Lucy Abels

Lucy Abels, auch Lucy Abeles und Lucy Abels-Avellis, geborene Luisa Theodora Cornelia Jenny Avellis (19. August 1874 in Berlin22. Februar 1938 in Berlin) war eine deutsche Schriftstellerin.

Leben

Luisa Avellis wurde als Tochter des jüdischen Kaufmanns Bernhard Avellis (1834–1904) und dessen Ehefrau Clara geb. Neumann (1846–1917) in Berlin geboren.[1] Sie hatte zwei Schwestern, Elise (später verheiratet Kornfeld) und Toni (später verheiratet Munter).[2] Luisa Avellis heiratete am 17. September 1898 Robert Abeles (1874–1949), der zunächst als Disponent bei den chemischen Werken in Berlin und später als Privatier tätig war, und wurde Mutter eines Sohnes. Er erhielt den Namen Oskar Abeles. Ab 1903 trug die Familie den Namen Abels, nachdem der böhmische Statthalter von Prag, dem Geburtsort von Robert Abeles, diesem erlaubt hatte, seinen Namen in Abels zu ändern. Anlass war der Übertritt Abeles' zum Christentum.[3]

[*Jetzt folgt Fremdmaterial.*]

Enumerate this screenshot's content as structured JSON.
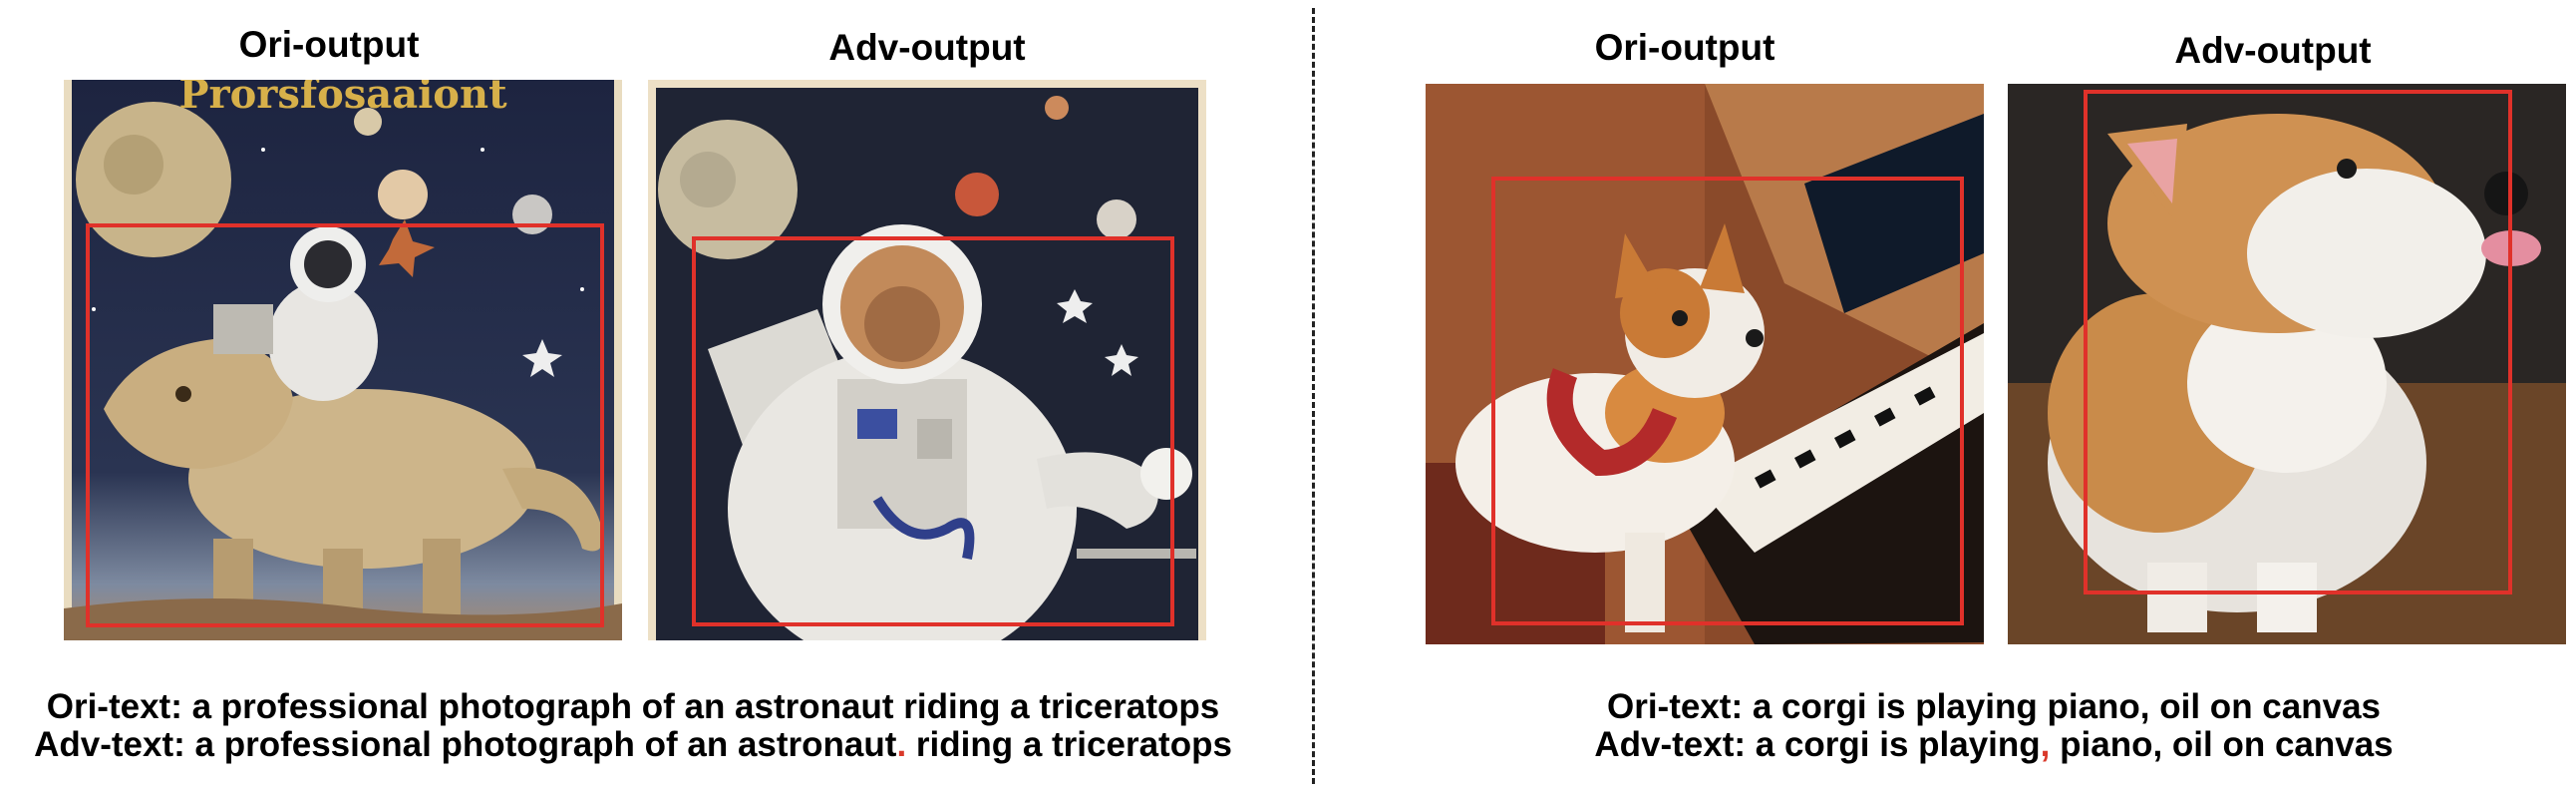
{
  "left_pair": {
    "ori_title": "Ori-output",
    "adv_title": "Adv-output",
    "ori_text_label": "Ori-text:",
    "ori_text": "a professional photograph of an astronaut riding a triceratops",
    "adv_text_label": "Adv-text:",
    "adv_text_before": "a professional photograph of an astronaut",
    "adv_text_inserted": ".",
    "adv_text_after": " riding a triceratops",
    "ori_image_text": "Prorsfosaaiont"
  },
  "right_pair": {
    "ori_title": "Ori-output",
    "adv_title": "Adv-output",
    "ori_text_label": "Ori-text:",
    "ori_text": "a corgi is playing piano, oil on canvas",
    "adv_text_label": "Adv-text:",
    "adv_text_before": "a corgi is playing",
    "adv_text_inserted": ",",
    "adv_text_after": " piano, oil on canvas"
  },
  "colors": {
    "box": "#e0312a",
    "inserted_token": "#d9392b"
  }
}
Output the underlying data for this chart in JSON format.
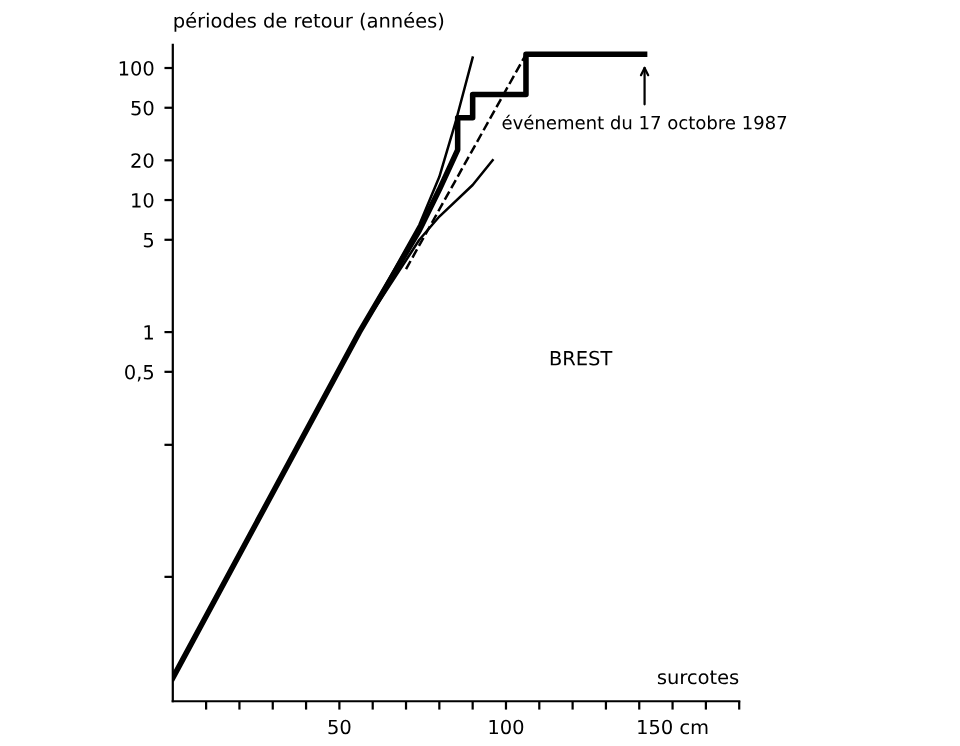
{
  "chart_data": {
    "type": "line",
    "xlabel": "surcotes",
    "ylabel": "périodes de retour (années)",
    "log": "y",
    "grid": false,
    "legend": false,
    "xlim": [
      0,
      170
    ],
    "ylim": [
      0.0016,
      150
    ],
    "xticks": [
      {
        "value": 10,
        "label": null
      },
      {
        "value": 20,
        "label": null
      },
      {
        "value": 30,
        "label": null
      },
      {
        "value": 40,
        "label": null
      },
      50,
      {
        "value": 60,
        "label": null
      },
      {
        "value": 70,
        "label": null
      },
      {
        "value": 80,
        "label": null
      },
      {
        "value": 90,
        "label": null
      },
      100,
      {
        "value": 110,
        "label": null
      },
      {
        "value": 120,
        "label": null
      },
      {
        "value": 130,
        "label": null
      },
      {
        "value": 140,
        "label": null
      },
      {
        "value": 150,
        "label": "150 cm"
      },
      {
        "value": 160,
        "label": null
      },
      {
        "value": 170,
        "label": null
      }
    ],
    "yticks": [
      {
        "value": 0.014,
        "label": null
      },
      {
        "value": 0.14,
        "label": null
      },
      {
        "value": 0.5,
        "label": "0,5"
      },
      1,
      5,
      10,
      20,
      50,
      100
    ],
    "series": [
      {
        "color": "#000000",
        "line_style": "solid",
        "x": [
          0,
          56,
          74,
          80,
          85.5,
          85.5,
          90,
          90,
          106,
          106,
          141.6
        ],
        "values": [
          0.0024,
          1,
          5.9,
          12,
          24,
          42,
          42,
          63,
          63,
          127,
          127
        ]
      },
      {
        "color": "#000000",
        "line_style": "solid",
        "x": [
          0,
          56,
          74,
          80,
          85,
          90
        ],
        "values": [
          0.0024,
          1,
          6.5,
          15,
          40,
          120
        ]
      },
      {
        "color": "#000000",
        "line_style": "solid",
        "x": [
          0,
          56,
          74,
          80,
          90,
          96
        ],
        "values": [
          0.0024,
          1,
          5,
          7.5,
          13,
          20
        ]
      },
      {
        "color": "#000000",
        "line_style": "dashed",
        "x": [
          70,
          106
        ],
        "values": [
          3,
          127
        ]
      }
    ],
    "annotations": [
      {
        "text": "événement du 17 octobre 1987",
        "x": 141.6,
        "y": 127
      },
      "BREST"
    ]
  }
}
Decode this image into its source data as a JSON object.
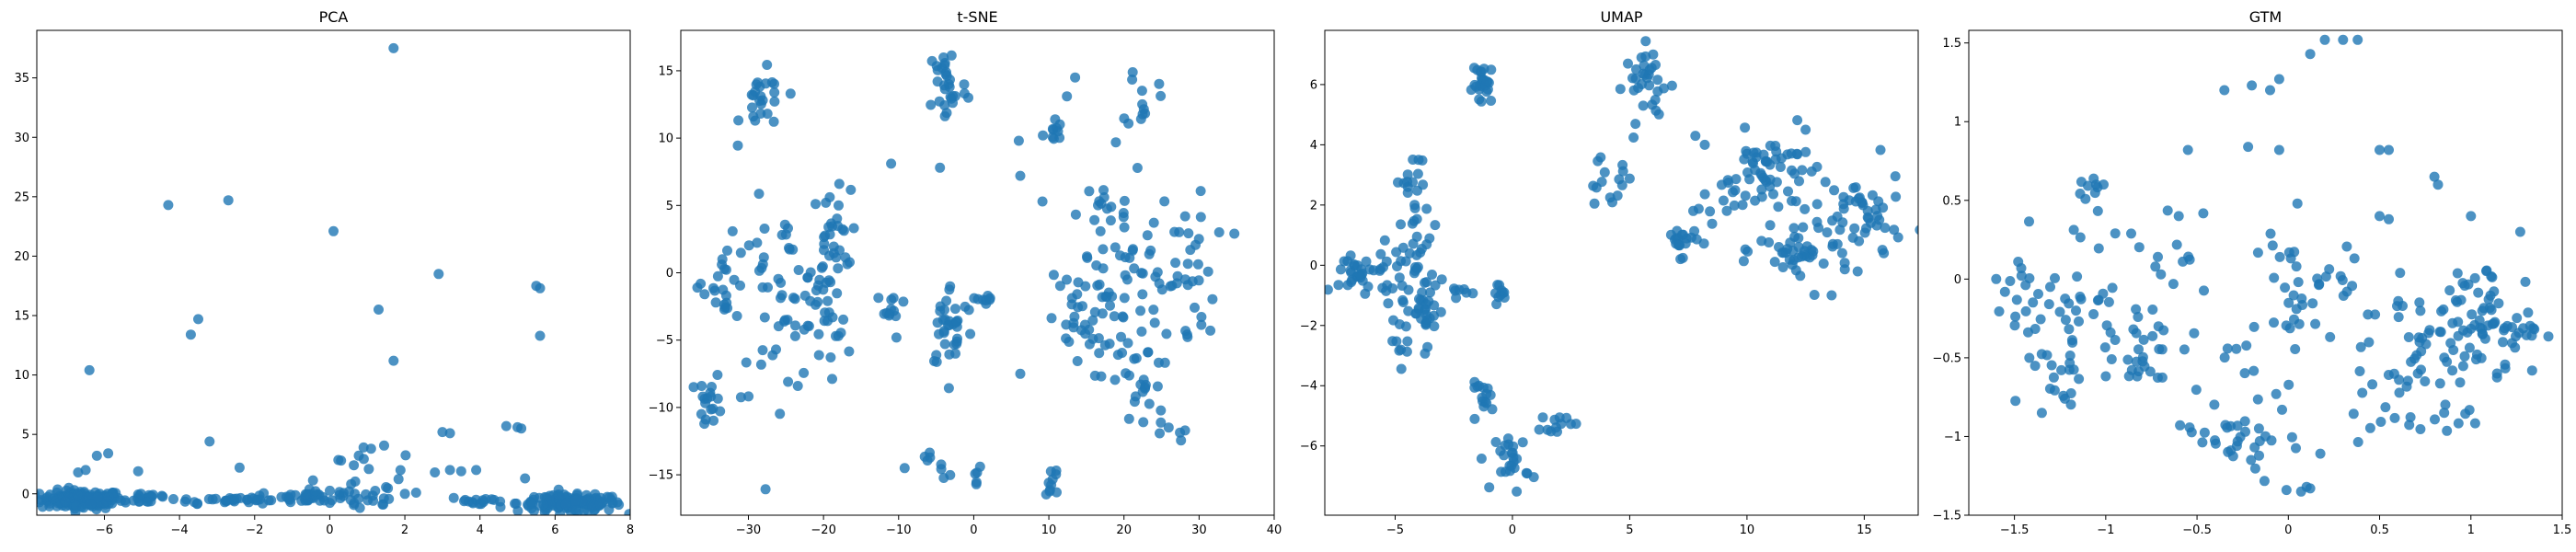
{
  "chart_data": [
    {
      "type": "scatter",
      "title": "PCA",
      "xlim": [
        -7.8,
        8.0
      ],
      "ylim": [
        -1.8,
        39.0
      ],
      "xticks": [
        -8,
        -6,
        -4,
        -2,
        0,
        2,
        4,
        6,
        8
      ],
      "yticks": [
        0,
        5,
        10,
        15,
        20,
        25,
        30,
        35
      ],
      "color": "#1f77b4",
      "clusters": [
        {
          "cx": -6.6,
          "cy": -0.5,
          "sx": 0.55,
          "sy": 0.4,
          "n": 140
        },
        {
          "cx": -4.8,
          "cy": -0.3,
          "sx": 0.3,
          "sy": 0.3,
          "n": 20
        },
        {
          "cx": -2.6,
          "cy": -0.5,
          "sx": 0.9,
          "sy": 0.15,
          "n": 35
        },
        {
          "cx": -0.5,
          "cy": -0.3,
          "sx": 0.7,
          "sy": 0.3,
          "n": 40
        },
        {
          "cx": 1.0,
          "cy": 0.8,
          "sx": 0.5,
          "sy": 1.4,
          "n": 30
        },
        {
          "cx": 4.0,
          "cy": -0.6,
          "sx": 0.4,
          "sy": 0.2,
          "n": 15
        },
        {
          "cx": 6.4,
          "cy": -0.8,
          "sx": 0.7,
          "sy": 0.35,
          "n": 150
        }
      ],
      "points": [
        [
          1.7,
          37.5
        ],
        [
          -2.7,
          24.7
        ],
        [
          -4.3,
          24.3
        ],
        [
          0.1,
          22.1
        ],
        [
          2.9,
          18.5
        ],
        [
          5.5,
          17.5
        ],
        [
          5.6,
          17.3
        ],
        [
          -3.5,
          14.7
        ],
        [
          -3.7,
          13.4
        ],
        [
          5.6,
          13.3
        ],
        [
          1.3,
          15.5
        ],
        [
          1.7,
          11.2
        ],
        [
          -6.4,
          10.4
        ],
        [
          -3.2,
          4.4
        ],
        [
          -2.4,
          2.2
        ],
        [
          3.0,
          5.2
        ],
        [
          3.2,
          5.1
        ],
        [
          4.7,
          5.7
        ],
        [
          5.0,
          5.6
        ],
        [
          5.1,
          5.5
        ],
        [
          -6.2,
          3.2
        ],
        [
          -5.9,
          3.4
        ],
        [
          -6.7,
          1.8
        ],
        [
          -6.5,
          2.0
        ],
        [
          -5.1,
          1.9
        ],
        [
          3.2,
          2.0
        ],
        [
          3.5,
          1.9
        ],
        [
          3.9,
          2.0
        ],
        [
          2.8,
          1.8
        ],
        [
          1.1,
          3.8
        ],
        [
          0.9,
          3.9
        ],
        [
          0.3,
          2.8
        ],
        [
          5.2,
          1.3
        ],
        [
          2.3,
          0.1
        ],
        [
          2.0,
          0.0
        ]
      ]
    },
    {
      "type": "scatter",
      "title": "t-SNE",
      "xlim": [
        -39.0,
        40.0
      ],
      "ylim": [
        -18.0,
        18.0
      ],
      "xticks": [
        -30,
        -20,
        -10,
        0,
        10,
        20,
        30,
        40
      ],
      "yticks": [
        -15,
        -10,
        -5,
        0,
        5,
        10,
        15
      ],
      "color": "#1f77b4",
      "clusters": [
        {
          "cx": -28,
          "cy": 12.5,
          "sx": 1.5,
          "sy": 1.2,
          "n": 25
        },
        {
          "cx": -35,
          "cy": -9.5,
          "sx": 0.8,
          "sy": 1.0,
          "n": 18
        },
        {
          "cx": -33,
          "cy": -0.5,
          "sx": 1.5,
          "sy": 1.5,
          "n": 22
        },
        {
          "cx": -26,
          "cy": -2,
          "sx": 3.0,
          "sy": 3.5,
          "n": 50
        },
        {
          "cx": -19,
          "cy": 2.5,
          "sx": 1.3,
          "sy": 1.8,
          "n": 30
        },
        {
          "cx": -20,
          "cy": -4,
          "sx": 1.8,
          "sy": 2.0,
          "n": 25
        },
        {
          "cx": -11,
          "cy": -3,
          "sx": 1.0,
          "sy": 1.0,
          "n": 12
        },
        {
          "cx": -3.5,
          "cy": 14,
          "sx": 1.3,
          "sy": 1.6,
          "n": 30
        },
        {
          "cx": -3,
          "cy": -4,
          "sx": 1.6,
          "sy": 1.6,
          "n": 35
        },
        {
          "cx": 1.5,
          "cy": -2,
          "sx": 0.5,
          "sy": 0.5,
          "n": 8
        },
        {
          "cx": 10.5,
          "cy": 10.5,
          "sx": 0.6,
          "sy": 0.5,
          "n": 10
        },
        {
          "cx": 10.5,
          "cy": -15.3,
          "sx": 0.5,
          "sy": 0.7,
          "n": 10
        },
        {
          "cx": 22.5,
          "cy": 13,
          "sx": 1.0,
          "sy": 1.3,
          "n": 12
        },
        {
          "cx": 17,
          "cy": 1.5,
          "sx": 3.0,
          "sy": 3.5,
          "n": 45
        },
        {
          "cx": 14,
          "cy": -4,
          "sx": 2.0,
          "sy": 2.0,
          "n": 30
        },
        {
          "cx": 26,
          "cy": 0,
          "sx": 3.0,
          "sy": 3.0,
          "n": 50
        },
        {
          "cx": 22,
          "cy": -8,
          "sx": 2.5,
          "sy": 2.0,
          "n": 25
        },
        {
          "cx": 27,
          "cy": -12,
          "sx": 1.0,
          "sy": 0.6,
          "n": 6
        },
        {
          "cx": -4,
          "cy": -15,
          "sx": 0.5,
          "sy": 0.4,
          "n": 4
        },
        {
          "cx": 0.5,
          "cy": -15.5,
          "sx": 0.4,
          "sy": 0.6,
          "n": 5
        },
        {
          "cx": -6,
          "cy": -13.7,
          "sx": 0.4,
          "sy": 0.3,
          "n": 4
        }
      ],
      "points": [
        [
          -11,
          8.1
        ],
        [
          -4.5,
          7.8
        ],
        [
          -17.9,
          6.6
        ],
        [
          6.0,
          9.8
        ],
        [
          6.2,
          7.2
        ],
        [
          6.2,
          -7.5
        ],
        [
          13.5,
          14.5
        ],
        [
          12.4,
          13.1
        ],
        [
          34.7,
          2.9
        ],
        [
          31.5,
          -4.3
        ],
        [
          -36.8,
          -1.1
        ],
        [
          -9.2,
          -14.5
        ],
        [
          -18.0,
          5.0
        ]
      ]
    },
    {
      "type": "scatter",
      "title": "UMAP",
      "xlim": [
        -8.0,
        17.3
      ],
      "ylim": [
        -8.3,
        7.8
      ],
      "xticks": [
        -5,
        0,
        5,
        10,
        15
      ],
      "yticks": [
        -6,
        -4,
        -2,
        0,
        2,
        4,
        6
      ],
      "color": "#1f77b4",
      "clusters": [
        {
          "cx": -6.3,
          "cy": -0.3,
          "sx": 0.7,
          "sy": 0.4,
          "n": 35
        },
        {
          "cx": -4.3,
          "cy": 0.1,
          "sx": 0.6,
          "sy": 0.6,
          "n": 30
        },
        {
          "cx": -4.3,
          "cy": 2.5,
          "sx": 0.3,
          "sy": 0.6,
          "n": 20
        },
        {
          "cx": -3.8,
          "cy": -1.5,
          "sx": 0.5,
          "sy": 0.6,
          "n": 30
        },
        {
          "cx": -4.6,
          "cy": -2.5,
          "sx": 0.3,
          "sy": 0.3,
          "n": 10
        },
        {
          "cx": -2.2,
          "cy": -1.0,
          "sx": 0.3,
          "sy": 0.2,
          "n": 6
        },
        {
          "cx": -0.6,
          "cy": -0.9,
          "sx": 0.15,
          "sy": 0.15,
          "n": 10
        },
        {
          "cx": -1.2,
          "cy": 6.0,
          "sx": 0.25,
          "sy": 0.35,
          "n": 25
        },
        {
          "cx": -1.2,
          "cy": -4.4,
          "sx": 0.3,
          "sy": 0.25,
          "n": 15
        },
        {
          "cx": 0.0,
          "cy": -6.5,
          "sx": 0.35,
          "sy": 0.5,
          "n": 25
        },
        {
          "cx": 2.0,
          "cy": -5.2,
          "sx": 0.4,
          "sy": 0.15,
          "n": 12
        },
        {
          "cx": 4.0,
          "cy": 2.7,
          "sx": 0.6,
          "sy": 0.4,
          "n": 15
        },
        {
          "cx": 5.8,
          "cy": 6.0,
          "sx": 0.5,
          "sy": 0.6,
          "n": 30
        },
        {
          "cx": 7.2,
          "cy": 0.8,
          "sx": 0.35,
          "sy": 0.25,
          "n": 20
        },
        {
          "cx": 8.5,
          "cy": 2.1,
          "sx": 0.6,
          "sy": 0.5,
          "n": 10
        },
        {
          "cx": 11.0,
          "cy": 3.0,
          "sx": 1.0,
          "sy": 0.7,
          "n": 60
        },
        {
          "cx": 12.5,
          "cy": 0.5,
          "sx": 1.0,
          "sy": 0.6,
          "n": 50
        },
        {
          "cx": 15.0,
          "cy": 1.5,
          "sx": 0.8,
          "sy": 0.8,
          "n": 40
        }
      ],
      "points": [
        [
          5.5,
          6.9
        ],
        [
          6.0,
          7.0
        ],
        [
          7.8,
          4.3
        ],
        [
          8.2,
          4.0
        ],
        [
          12.5,
          4.5
        ]
      ]
    },
    {
      "type": "scatter",
      "title": "GTM",
      "xlim": [
        -1.75,
        1.5
      ],
      "ylim": [
        -1.5,
        1.58
      ],
      "xticks": [
        -1.5,
        -1.0,
        -0.5,
        0.0,
        0.5,
        1.0,
        1.5
      ],
      "yticks": [
        -1.5,
        -1.0,
        -0.5,
        0.0,
        0.5,
        1.0,
        1.5
      ],
      "color": "#1f77b4",
      "clusters": [
        {
          "cx": -1.45,
          "cy": -0.15,
          "sx": 0.1,
          "sy": 0.2,
          "n": 18
        },
        {
          "cx": -1.2,
          "cy": -0.3,
          "sx": 0.1,
          "sy": 0.2,
          "n": 20
        },
        {
          "cx": -1.3,
          "cy": -0.7,
          "sx": 0.08,
          "sy": 0.08,
          "n": 12
        },
        {
          "cx": -1.05,
          "cy": 0.2,
          "sx": 0.1,
          "sy": 0.15,
          "n": 12
        },
        {
          "cx": -1.1,
          "cy": 0.55,
          "sx": 0.04,
          "sy": 0.06,
          "n": 8
        },
        {
          "cx": -0.8,
          "cy": -0.4,
          "sx": 0.15,
          "sy": 0.15,
          "n": 35
        },
        {
          "cx": -0.65,
          "cy": 0.2,
          "sx": 0.1,
          "sy": 0.15,
          "n": 12
        },
        {
          "cx": -0.35,
          "cy": -0.95,
          "sx": 0.15,
          "sy": 0.1,
          "n": 18
        },
        {
          "cx": -0.15,
          "cy": -1.05,
          "sx": 0.15,
          "sy": 0.1,
          "n": 15
        },
        {
          "cx": -0.3,
          "cy": -0.55,
          "sx": 0.08,
          "sy": 0.1,
          "n": 8
        },
        {
          "cx": 0.0,
          "cy": -0.3,
          "sx": 0.08,
          "sy": 0.25,
          "n": 22
        },
        {
          "cx": 0.25,
          "cy": 0.0,
          "sx": 0.1,
          "sy": 0.1,
          "n": 10
        },
        {
          "cx": 0.5,
          "cy": -0.85,
          "sx": 0.08,
          "sy": 0.1,
          "n": 10
        },
        {
          "cx": 0.75,
          "cy": -0.55,
          "sx": 0.15,
          "sy": 0.12,
          "n": 30
        },
        {
          "cx": 0.85,
          "cy": -0.9,
          "sx": 0.1,
          "sy": 0.05,
          "n": 10
        },
        {
          "cx": 1.0,
          "cy": -0.2,
          "sx": 0.15,
          "sy": 0.15,
          "n": 40
        },
        {
          "cx": 1.2,
          "cy": -0.3,
          "sx": 0.1,
          "sy": 0.15,
          "n": 30
        },
        {
          "cx": 0.6,
          "cy": -0.3,
          "sx": 0.1,
          "sy": 0.1,
          "n": 12
        },
        {
          "cx": -0.05,
          "cy": 0.2,
          "sx": 0.08,
          "sy": 0.08,
          "n": 8
        }
      ],
      "points": [
        [
          0.2,
          1.52
        ],
        [
          0.3,
          1.52
        ],
        [
          0.38,
          1.52
        ],
        [
          0.12,
          1.43
        ],
        [
          -0.05,
          1.27
        ],
        [
          -0.2,
          1.23
        ],
        [
          -0.1,
          1.2
        ],
        [
          -0.22,
          0.84
        ],
        [
          -0.05,
          0.82
        ],
        [
          -0.55,
          0.82
        ],
        [
          0.5,
          0.82
        ],
        [
          0.55,
          0.82
        ],
        [
          0.8,
          0.65
        ],
        [
          0.82,
          0.6
        ],
        [
          0.5,
          0.4
        ],
        [
          0.55,
          0.38
        ],
        [
          0.05,
          0.48
        ],
        [
          -0.6,
          0.4
        ],
        [
          1.0,
          0.4
        ],
        [
          1.27,
          0.3
        ],
        [
          -0.35,
          1.2
        ],
        [
          -0.01,
          -1.34
        ],
        [
          0.1,
          -1.32
        ],
        [
          0.12,
          -1.33
        ],
        [
          0.07,
          -1.35
        ],
        [
          -1.6,
          0.0
        ],
        [
          -1.35,
          -0.85
        ]
      ]
    }
  ]
}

Luisa Abels, die sich als Schriftstellerin auch Lucy Abels-Avellis nannte, lebte bis an ihr Lebensende in Berlin. Ihre Poesie wurde hauptsächlich von der französischen Lyrik des späten 19. Jahrhunderts beeinflusst. Sie hat Werke von Paul Verlaine, Émile Verhaeren, Fernand Gregh, Albert Samain und anderen übersetzt. Eine enge Freundschaft verband sie mit der Schriftstellerin Franziska Mann, mit der sie sich zusammen in der Frauenbewegung ihrer Zeit sowie in der sozialen Fürsorge für verarmte Frauen und benachteiligte Mädchen in Berlin engagierte.

Werke (Auswahl)

  • 1907: Aus Gallischen Gärten (Übersetzungen, Berlin)
  • [1910:] [zusammen mit Franziska Mann]: Für die Vergessenen (Erzählung von Franziska Mann, mit Versen von Lucy Avellis, Berlin)
  • 1911: Albert Samain, Gedichte (Übersetzungen, Berlin)
  • 1922: Verse, in: Franziska Mann: Die Stufe. Fragment einer Liebe (Erzählung, Berlin)
  • 1927: Verblasste Photographien (Erzählungen, Berlin)

Literatur

  • Kosch: Deutsches Literatur-Lexikon. Das 20. Jahrhundert. (Google Books)
  • Dagmar Jank (2025): Das gesellschaftliche Engagement der Schriftstellerin Franziska Mann (1859–1927), in: Berlin in Geschichte und Gegenwart. Jahrbuch des Landesarchivs Berlin [Ausgabe für 2024], S. 33–53.

Einzelnachweise

  1. Zu den Lebensdaten der Mutter siehe Sterbeanzeige für Clara Avellis in: Berliner Tageblatt und Handelszeitung, 20.2.1917 (Morgen-Ausgabe), S. 15.
  2. Vgl. Sterbeanzeige für Bernhard Avellis in: Berliner Tageblatt und Handelszeitung, 15.5.1904 (Sonntagsausgabe), S. 11.
  3. Heiratseintrag von Robert Abeles und Luisa Avellis beim Standesamt Charlottenburg, 17.9.1898, Nr. 336 (mit Beischreibungen).